El impacto de la homosexualidad en el proceso del envejecimiento es un llamado a la importancia de vivir una vida plena para que la vida sea sana
La experiencia vital, en un momento en el que se avanza a unos cuidados integrados pero en el que todavía la salud mental se separa demasiado de la física, es fundamental para cuidar a la persona envejeciente. Y todavía hay muchas personas para las que su orientación sexual o su cualidad no normativa ha sido la que ha marcado su vida. Así, el gran debate en lo referente a esta población es el de ofrecer unos cuidados inclusivos que convivan con la población general o priorizar por unos cuidados específicos para esta población, como la residencia LGTBIQ+ impulsada por la Fundación 26 de Diciembre en Madrid o los pisos para mayores de este colectivo creados por SAGE en Nueva York. Cualquiera que conozca la realidad desde dentro, entiende la necesidad de trabajar en lo primero pero no puede negar la urgencia de ofrecer lo segundo. En países donde instituciones religiosas siguen al mando de hospitales y residencias, en sociedades donde las corrientes tolerantes son a menudo de ida y vuelta (y, por desgracia, parecen estar de vuelta en los años recientes) sigue existiendo demasiado riesgo y fantasma del rechazo. Cuando se trata de reagrupar a poblaciones educadas en la discriminación institucional hacia el colectivo, volver a un entorno únicamente con personas mayores puede ser lo más parecido a una obligada vuelta al armario. Un golpe final de invisibilidad para una generación que ya abrió camino a la comunidad en la lucha de todos sus derechos, pero que a menudo es olvidada incluso desde dentro del colectivo, que alcanzó su éxito comercial apelando al hedonismo y a los cuerpos esculturales.

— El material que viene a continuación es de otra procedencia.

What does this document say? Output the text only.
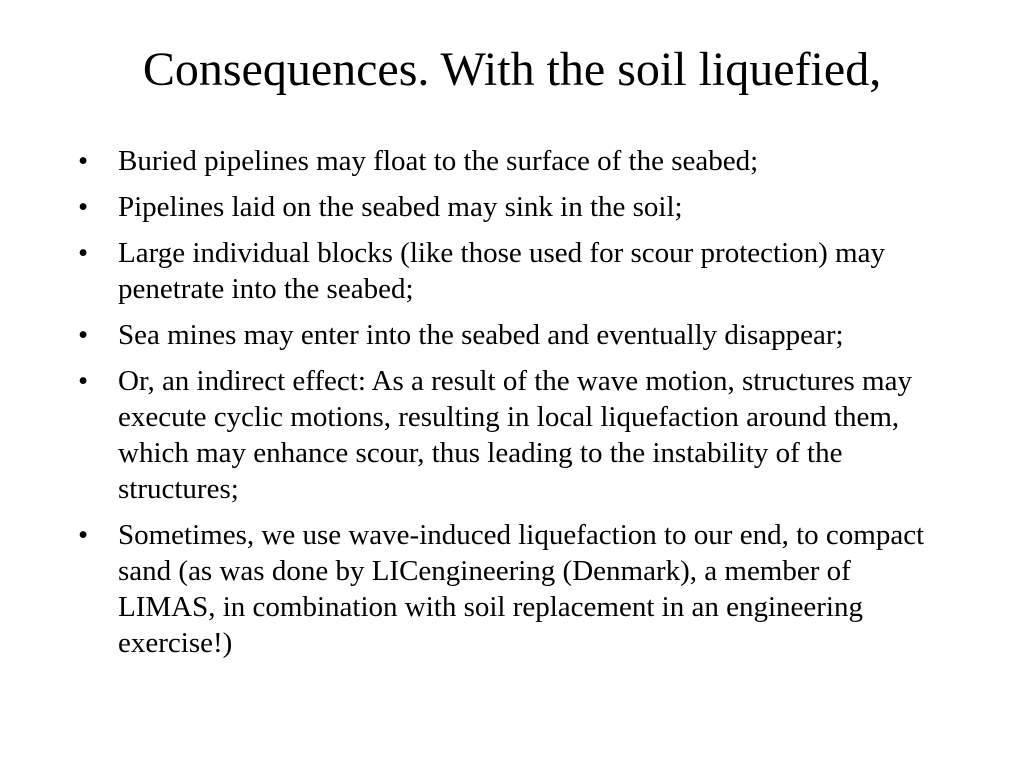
Consequences. With the soil liquefied,
•	Buried pipelines may float to the surface of the seabed;
•	Pipelines laid on the seabed may sink in the soil;
•	Large individual blocks (like those used for scour protection) may penetrate into the seabed;
•	Sea mines may enter into the seabed and eventually disappear;
•	Or, an indirect effect: As a result of the wave motion, structures may execute cyclic motions, resulting in local liquefaction around them, which may enhance scour, thus leading to the instability of the structures;
•	Sometimes, we use wave-induced liquefaction to our end, to compact sand (as was done by LICengineering (Denmark), a member of LIMAS, in combination with soil replacement in an engineering exercise!)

Y aquí llegamos al último punto de aprendizaje, pues no es solo patrimonio de la cultura LGTBIQ+, que es nuestra tendencia natural a negar el envejecimiento. El jovencentrismo está bien instalado en la sociedad hasta haberse convertido en un auténtico bien de consumo, mientras el edadismo, apuntado en 1969 por Robert Butler, sigue siendo el -ismo más olvidado en la lucha por los derechos, a pesar de que, en circunstancias normales, acabará afectándonos a todos. No cambiamos de raza a lo largo de la vida, probablemente tampoco de género ni de orientación sexual, pero si todo va bien, todos acabaremos siendo mayores. Y nos daremos cuenta de que, probablemente, los conflictos troncales de nuestra existencia seguirán vigentes. Nuestro deseo y nuestros anhelos seguirán vivos. Nuestro carácter seguirá siendo fuerte y único. Así que asegurémonos de no ser etiquetados entonces como una sola cosa, por nuestro estatus dominante de personas mayores, aparcadas y desvinculadas de la dinámica social. Vivamos todos una vejez plena, compleja, presente y con afectos. Asegurémonos de que no tenga que venir un estudiante de doctorado para sentirnos útiles y escuchados.